Dalam menanggapi dukungan PM Suga, Presiden Jokowi --seperti dikutip dalam keterangan Kedubes Jepang tersebut-- menyatakan bahwa Indonesia ingin bekerja sama dengan Jepang secara erat untuk menghadapi tantangan terkait situasi di kawasan.

Keduanya memastikan pula kerja sama terus berlangsung menjelang Konferensi Tingkat Tinggi ke-37 ASEAN, yang dijadwalkan pada 11-15 November 2020.

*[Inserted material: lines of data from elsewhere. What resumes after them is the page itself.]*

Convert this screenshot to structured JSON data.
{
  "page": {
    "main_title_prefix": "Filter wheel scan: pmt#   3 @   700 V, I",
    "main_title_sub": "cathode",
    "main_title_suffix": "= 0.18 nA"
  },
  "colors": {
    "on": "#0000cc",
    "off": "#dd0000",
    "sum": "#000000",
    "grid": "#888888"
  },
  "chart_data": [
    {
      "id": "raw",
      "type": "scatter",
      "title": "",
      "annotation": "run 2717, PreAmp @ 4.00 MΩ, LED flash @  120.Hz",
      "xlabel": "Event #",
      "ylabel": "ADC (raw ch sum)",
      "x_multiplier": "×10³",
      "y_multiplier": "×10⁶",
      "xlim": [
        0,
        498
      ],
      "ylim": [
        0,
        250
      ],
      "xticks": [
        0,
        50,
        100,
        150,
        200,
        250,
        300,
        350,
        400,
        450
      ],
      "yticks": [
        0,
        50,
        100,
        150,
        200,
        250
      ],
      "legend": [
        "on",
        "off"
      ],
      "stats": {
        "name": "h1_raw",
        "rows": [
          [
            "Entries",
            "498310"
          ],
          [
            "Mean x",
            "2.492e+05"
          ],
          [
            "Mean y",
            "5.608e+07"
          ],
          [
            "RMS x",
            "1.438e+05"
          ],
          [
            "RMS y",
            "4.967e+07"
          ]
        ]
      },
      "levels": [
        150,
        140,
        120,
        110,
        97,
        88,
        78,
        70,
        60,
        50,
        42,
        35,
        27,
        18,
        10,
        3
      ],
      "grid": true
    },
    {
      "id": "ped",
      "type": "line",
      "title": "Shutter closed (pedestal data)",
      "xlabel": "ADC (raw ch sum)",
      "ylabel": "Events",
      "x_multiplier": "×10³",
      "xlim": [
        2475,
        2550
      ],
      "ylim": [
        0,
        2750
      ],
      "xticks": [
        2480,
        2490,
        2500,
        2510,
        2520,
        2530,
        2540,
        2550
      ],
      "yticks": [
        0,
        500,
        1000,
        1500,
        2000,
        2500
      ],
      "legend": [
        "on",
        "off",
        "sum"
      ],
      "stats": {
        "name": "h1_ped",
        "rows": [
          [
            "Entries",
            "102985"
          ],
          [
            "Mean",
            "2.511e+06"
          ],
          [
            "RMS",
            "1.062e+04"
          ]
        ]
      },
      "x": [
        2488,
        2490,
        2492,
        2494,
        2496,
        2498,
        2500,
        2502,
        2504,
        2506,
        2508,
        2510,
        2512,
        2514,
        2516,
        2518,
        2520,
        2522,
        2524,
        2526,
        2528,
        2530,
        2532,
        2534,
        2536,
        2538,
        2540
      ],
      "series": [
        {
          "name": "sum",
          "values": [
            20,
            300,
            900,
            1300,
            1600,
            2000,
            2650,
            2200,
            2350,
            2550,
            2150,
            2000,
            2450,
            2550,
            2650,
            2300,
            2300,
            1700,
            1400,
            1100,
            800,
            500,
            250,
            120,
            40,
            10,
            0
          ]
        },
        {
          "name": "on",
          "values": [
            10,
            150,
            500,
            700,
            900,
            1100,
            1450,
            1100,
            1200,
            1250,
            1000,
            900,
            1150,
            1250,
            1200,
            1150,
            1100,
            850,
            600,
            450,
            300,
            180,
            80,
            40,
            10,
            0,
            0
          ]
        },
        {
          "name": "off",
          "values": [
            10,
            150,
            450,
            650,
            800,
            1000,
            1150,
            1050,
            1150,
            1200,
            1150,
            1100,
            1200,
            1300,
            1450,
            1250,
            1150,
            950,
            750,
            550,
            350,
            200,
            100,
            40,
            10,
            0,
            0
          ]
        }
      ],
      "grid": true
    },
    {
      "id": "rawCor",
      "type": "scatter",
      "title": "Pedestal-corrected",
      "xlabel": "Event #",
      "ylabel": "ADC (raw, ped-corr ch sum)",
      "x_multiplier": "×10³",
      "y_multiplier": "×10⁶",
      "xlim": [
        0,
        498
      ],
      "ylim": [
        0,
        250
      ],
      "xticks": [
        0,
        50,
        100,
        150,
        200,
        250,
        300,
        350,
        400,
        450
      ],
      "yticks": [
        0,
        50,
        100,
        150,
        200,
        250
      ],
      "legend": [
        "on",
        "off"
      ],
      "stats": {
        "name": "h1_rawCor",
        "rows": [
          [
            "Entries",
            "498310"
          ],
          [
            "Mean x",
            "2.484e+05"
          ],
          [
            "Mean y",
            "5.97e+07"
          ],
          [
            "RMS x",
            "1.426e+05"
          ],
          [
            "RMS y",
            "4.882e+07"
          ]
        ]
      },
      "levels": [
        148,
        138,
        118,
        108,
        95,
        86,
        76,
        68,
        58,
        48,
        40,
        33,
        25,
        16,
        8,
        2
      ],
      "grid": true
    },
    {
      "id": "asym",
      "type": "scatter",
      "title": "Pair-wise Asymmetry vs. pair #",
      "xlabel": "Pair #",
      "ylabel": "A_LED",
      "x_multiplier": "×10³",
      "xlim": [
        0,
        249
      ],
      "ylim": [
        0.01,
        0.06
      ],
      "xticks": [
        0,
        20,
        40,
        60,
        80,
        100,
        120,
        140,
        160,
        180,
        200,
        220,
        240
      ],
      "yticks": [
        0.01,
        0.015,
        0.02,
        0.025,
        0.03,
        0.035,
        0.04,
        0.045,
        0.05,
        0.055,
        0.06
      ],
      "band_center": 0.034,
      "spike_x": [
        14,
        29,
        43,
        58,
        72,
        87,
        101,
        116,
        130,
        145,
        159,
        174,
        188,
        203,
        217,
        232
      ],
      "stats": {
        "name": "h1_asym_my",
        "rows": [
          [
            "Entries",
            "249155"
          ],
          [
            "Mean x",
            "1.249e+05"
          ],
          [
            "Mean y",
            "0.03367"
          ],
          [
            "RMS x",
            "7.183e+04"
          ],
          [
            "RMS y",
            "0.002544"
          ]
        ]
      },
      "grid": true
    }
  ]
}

Dalam pembicaraan sekitar 10 menit itu, Suga --yang baru dilantik sebagai perdana menteri pada 16 September 2020--juga menyatakan keinginan untuk menjalin hubungan yang istimewa dengan Jokowi dan mempererat kemitraan strategis kedua negara. 

Jokowi, kata Kedubes Jepang, menyambut baik keinginan itu dengan menyebut ingin pula meningkatkan hubungan Indonesia dan Jepang sebagai mitra yang penting. Sebelumnya, Presiden telah terlebih dahulu menyampaikan selamat atas pelantikan PM Suga.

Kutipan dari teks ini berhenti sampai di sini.